The digital side of leadership

Digital transformation is the buzzword of the age. And while the economy is becoming ever more digital, the demands on management are constantly growing.

The expectations on managers in respect of their digitisation skills are increasing, and this is expressed clearly in the vacancies that are waiting to be filled. And not just in the IT-related job descriptions: requirements are also tending increasingly towards digitisation in many positions quite unrelated to IT. Most specialists are classically trained and have not experienced digitisation in a focused manner or via training. In their leadership role, they are now being tested in a new and completely different manner.

What is digital competence?

The most important thing is the ability to continuously acquire and implement new knowledge. It is also crucial in a complex world to keep track of the situation, identify problems and work towards solutions. With regard to the strategic alignment of a company, executives are in demand from the planning stage onwards: to set the course of the company with their expertise and know-how. Once digital transformations are implemented in the company, managers need to be able to support the strategy, lead the employees and, in the best case, to inspire them even.

A “digital” executive needs certain skills

Helping employees adapt to the new situation is one of the most important tasks of a manager in the digital environment.

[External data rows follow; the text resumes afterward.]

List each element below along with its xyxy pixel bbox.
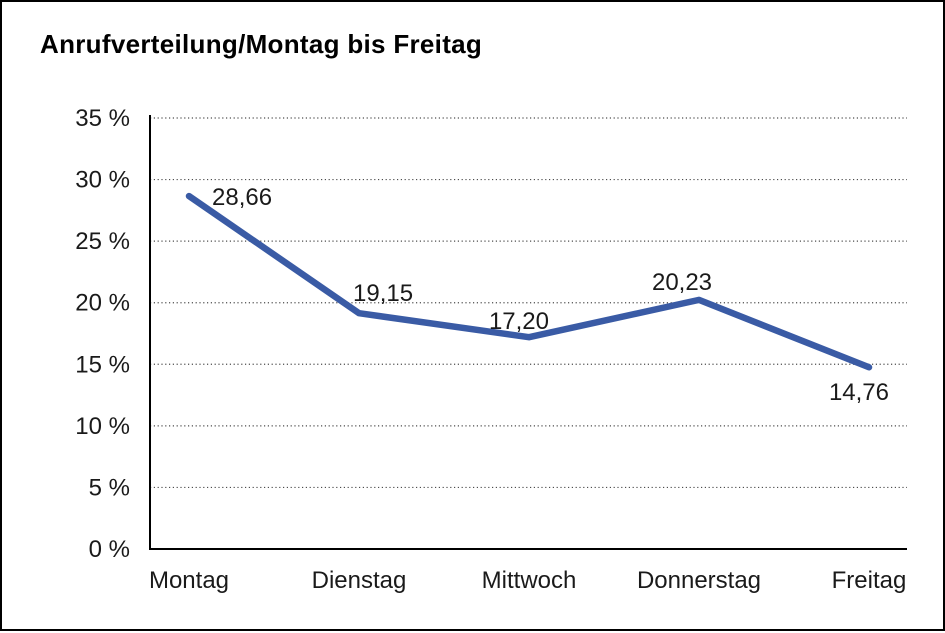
y-tick-label: 5 % bbox=[89, 474, 130, 501]
x-category-label: Freitag bbox=[832, 567, 907, 594]
y-tick-label: 25 % bbox=[75, 228, 130, 255]
chart-title: Anrufverteilung/Montag bis Freitag bbox=[40, 29, 483, 59]
y-tick-label: 20 % bbox=[75, 290, 130, 317]
y-tick-label: 30 % bbox=[75, 167, 130, 194]
y-tick-label: 10 % bbox=[75, 413, 130, 440]
x-category-label: Montag bbox=[149, 567, 229, 594]
data-point-label: 14,76 bbox=[829, 379, 889, 406]
x-category-label: Mittwoch bbox=[482, 567, 577, 594]
data-point-label: 17,20 bbox=[489, 308, 549, 335]
y-tick-label: 35 % bbox=[75, 105, 130, 132]
x-category-label: Donnerstag bbox=[637, 567, 761, 594]
data-point-label: 28,66 bbox=[212, 184, 272, 211]
data-point-label: 20,23 bbox=[652, 269, 712, 296]
data-point-label: 19,15 bbox=[353, 280, 413, 307]
x-category-label: Dienstag bbox=[312, 567, 407, 594]
y-tick-label: 15 % bbox=[75, 351, 130, 378]
series-line bbox=[185, 192, 873, 371]
y-tick-label: 0 % bbox=[89, 536, 130, 563]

Specifically, this means that they need to ensure that their staff receive additional training quickly and reshape tasks so that the full potential of an employee comes into play.

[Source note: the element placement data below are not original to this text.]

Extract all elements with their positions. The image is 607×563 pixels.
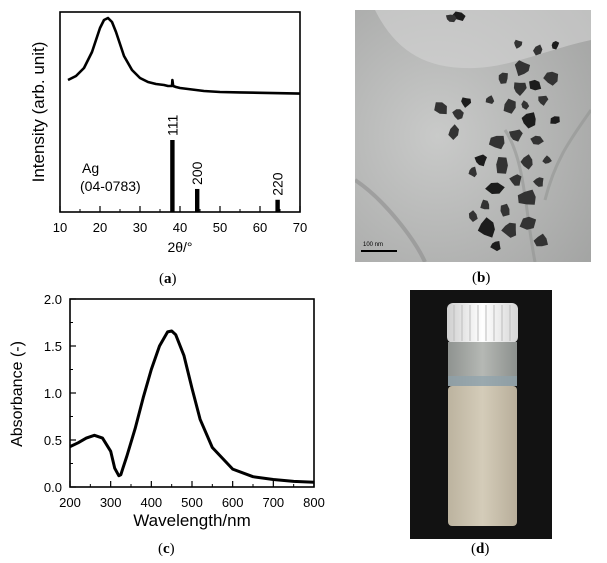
nanoparticles xyxy=(434,11,560,252)
x-tick-labels: 10 20 30 40 50 60 70 xyxy=(53,220,307,235)
nanoparticle xyxy=(509,129,523,142)
y-tick-label: 1.5 xyxy=(44,339,62,354)
x-tick-label: 10 xyxy=(53,220,67,235)
y-tick-labels: 0.0 0.5 1.0 1.5 2.0 xyxy=(44,292,62,495)
x-tick-label: 700 xyxy=(262,495,284,510)
nanoparticle xyxy=(452,109,464,120)
nanoparticle xyxy=(485,182,505,194)
nanoparticle xyxy=(550,116,560,124)
x-tick-label: 60 xyxy=(253,220,267,235)
x-ticks xyxy=(59,206,301,212)
nanoparticle xyxy=(448,124,459,140)
x-tick-label: 70 xyxy=(293,220,307,235)
x-tick-labels: 200 300 400 500 600 700 800 xyxy=(59,495,325,510)
nanoparticle xyxy=(520,154,533,170)
nanoparticle xyxy=(498,72,508,84)
nanoparticle xyxy=(533,44,543,56)
x-axis-label: Wavelength/nm xyxy=(133,511,250,530)
x-tick-label: 500 xyxy=(181,495,203,510)
nanoparticle xyxy=(451,11,466,21)
scale-bar xyxy=(361,250,397,252)
scale-bar-label: 100 nm xyxy=(363,242,383,248)
x-tick-label: 30 xyxy=(133,220,147,235)
nanoparticle xyxy=(445,14,457,23)
nanoparticle xyxy=(538,95,549,106)
reference-lines: 111 200 220 xyxy=(164,115,286,212)
nanoparticle xyxy=(509,174,522,186)
nanoparticle xyxy=(480,199,490,210)
hkl-label: 220 xyxy=(270,172,286,196)
x-tick-label: 50 xyxy=(213,220,227,235)
nanoparticle xyxy=(468,166,477,178)
nanoparticle xyxy=(543,71,559,86)
panel-d-caption: (d) xyxy=(471,541,490,557)
nanoparticle xyxy=(529,79,542,91)
reference-bar xyxy=(275,199,280,212)
x-tick-label: 40 xyxy=(173,220,187,235)
x-tick-label: 300 xyxy=(100,495,122,510)
y-tick-label: 0.0 xyxy=(44,480,62,495)
x-tick-label: 200 xyxy=(59,495,81,510)
nanoparticle xyxy=(461,97,472,108)
reference-bar xyxy=(195,188,200,212)
nanoparticle xyxy=(521,100,530,110)
vial-liquid xyxy=(448,386,517,526)
nanoparticle xyxy=(434,102,447,115)
y-axis-label: Absorbance (-) xyxy=(9,341,26,447)
panel-a-chart: 10 20 30 40 50 60 70 111 200 220 Ag (04-0783) 2θ… xyxy=(29,11,307,255)
nanoparticle xyxy=(513,82,527,96)
reference-name: Ag xyxy=(82,160,99,176)
nanoparticle xyxy=(474,154,487,167)
vial-cap xyxy=(447,303,518,343)
panel-b-caption: (b) xyxy=(472,270,491,286)
y-tick-label: 1.0 xyxy=(44,386,62,401)
reference-bar xyxy=(170,140,175,212)
nanoparticle xyxy=(533,177,544,187)
x-axis-label: 2θ/° xyxy=(167,239,192,255)
nanoparticle xyxy=(517,189,536,205)
x-ticks xyxy=(69,481,315,487)
y-tick-label: 0.5 xyxy=(44,433,62,448)
nanoparticle xyxy=(501,222,517,238)
nanoparticle xyxy=(514,60,531,77)
nanoparticle xyxy=(521,112,536,129)
reference-card: (04-0783) xyxy=(80,178,141,194)
vial-photo xyxy=(410,290,552,539)
y-tick-label: 2.0 xyxy=(44,292,62,307)
nanoparticle xyxy=(503,98,516,114)
panel-c-caption: (c) xyxy=(158,541,175,557)
nanoparticle xyxy=(519,216,537,230)
nanoparticle xyxy=(533,233,548,247)
tem-image: 100 nm xyxy=(355,10,591,262)
nanoparticle xyxy=(530,135,544,145)
nanoparticle xyxy=(542,155,552,164)
x-tick-label: 600 xyxy=(222,495,244,510)
nanoparticle xyxy=(488,135,505,150)
nanoparticle xyxy=(500,203,510,217)
panel-c-chart: 200 300 400 500 600 700 800 0.0 0.5 1.0 1.5 2.0 Wa… xyxy=(9,292,325,530)
x-tick-label: 800 xyxy=(303,495,325,510)
y-axis-label: Intensity (arb. unit) xyxy=(29,42,48,183)
xrd-line xyxy=(67,16,301,95)
panel-a-caption: (a) xyxy=(159,271,177,287)
hkl-label: 200 xyxy=(189,161,205,185)
nanoparticle xyxy=(496,157,508,174)
nanoparticle xyxy=(485,95,495,104)
nanoparticle xyxy=(551,41,560,50)
nanoparticle xyxy=(477,217,495,238)
hkl-label: 111 xyxy=(164,115,180,136)
absorbance-line xyxy=(69,329,315,484)
nanoparticle xyxy=(514,39,523,49)
nanoparticle xyxy=(468,210,478,222)
nanoparticle xyxy=(490,241,501,252)
x-tick-label: 20 xyxy=(93,220,107,235)
x-tick-label: 400 xyxy=(140,495,162,510)
y-ticks xyxy=(70,298,76,488)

The classic skills such as empathy, assertiveness and complexity management remain important, as well as technical skills. But in an environment where new jobs are being created constantly with new, modified requirements, digital competence is vital.

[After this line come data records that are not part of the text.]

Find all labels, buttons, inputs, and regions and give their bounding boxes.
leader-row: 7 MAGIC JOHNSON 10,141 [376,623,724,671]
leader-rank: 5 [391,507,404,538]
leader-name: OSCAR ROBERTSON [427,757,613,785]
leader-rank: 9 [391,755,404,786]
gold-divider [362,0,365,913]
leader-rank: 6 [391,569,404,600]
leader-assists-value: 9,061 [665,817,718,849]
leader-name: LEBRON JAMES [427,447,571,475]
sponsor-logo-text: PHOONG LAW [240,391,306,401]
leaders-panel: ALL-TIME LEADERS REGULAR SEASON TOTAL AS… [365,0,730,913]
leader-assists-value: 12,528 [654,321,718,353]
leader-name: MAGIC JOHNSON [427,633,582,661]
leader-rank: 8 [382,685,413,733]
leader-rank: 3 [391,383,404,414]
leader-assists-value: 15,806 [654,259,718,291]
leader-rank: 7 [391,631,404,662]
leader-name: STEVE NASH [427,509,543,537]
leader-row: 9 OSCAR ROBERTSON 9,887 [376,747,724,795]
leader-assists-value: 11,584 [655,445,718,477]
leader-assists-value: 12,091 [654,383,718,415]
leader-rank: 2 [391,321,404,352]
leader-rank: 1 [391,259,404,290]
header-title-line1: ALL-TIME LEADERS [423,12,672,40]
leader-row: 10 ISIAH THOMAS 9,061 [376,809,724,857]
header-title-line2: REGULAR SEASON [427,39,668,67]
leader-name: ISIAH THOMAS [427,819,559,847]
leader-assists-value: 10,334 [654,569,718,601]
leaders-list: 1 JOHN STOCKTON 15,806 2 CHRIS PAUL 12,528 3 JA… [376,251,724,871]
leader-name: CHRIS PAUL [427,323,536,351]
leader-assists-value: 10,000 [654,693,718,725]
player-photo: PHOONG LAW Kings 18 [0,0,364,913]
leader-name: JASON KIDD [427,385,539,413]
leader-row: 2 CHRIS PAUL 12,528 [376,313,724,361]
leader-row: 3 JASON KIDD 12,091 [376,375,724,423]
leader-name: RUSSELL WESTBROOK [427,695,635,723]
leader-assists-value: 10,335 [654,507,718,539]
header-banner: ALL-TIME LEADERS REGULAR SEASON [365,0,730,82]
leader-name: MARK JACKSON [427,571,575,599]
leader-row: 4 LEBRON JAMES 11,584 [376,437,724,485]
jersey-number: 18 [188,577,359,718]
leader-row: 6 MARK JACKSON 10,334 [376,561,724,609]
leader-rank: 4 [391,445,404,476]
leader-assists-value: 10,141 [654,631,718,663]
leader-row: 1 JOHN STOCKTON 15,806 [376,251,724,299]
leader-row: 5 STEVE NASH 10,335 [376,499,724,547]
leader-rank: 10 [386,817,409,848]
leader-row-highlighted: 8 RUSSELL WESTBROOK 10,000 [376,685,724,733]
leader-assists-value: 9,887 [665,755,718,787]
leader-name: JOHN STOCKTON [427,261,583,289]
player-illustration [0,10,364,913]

Going digital – getting there

Most companies offer their employees training, professional change management with external support. This gets employees fully involved and, at the same time, provides them the freedom to make and implement innovations. In doing so, they create new and sometimes unexpected opportunities. There is a downside, however: there is often too little space, time and budget available, and no one really knows for sure how much time remains for the transformation. This is certainly the greatest risk – not being fast enough. But where it succeeds, digitisation will bring more flexibility into the labour market. The workplace itself plays an ever-smaller role, because nowadays it is possible to exchange data almost everywhere via digital channels. And this exchange remains very important – even in the digital age – because a manager still works in close cooperation with his or her employees, regardless of whether they possess these digital skills or not.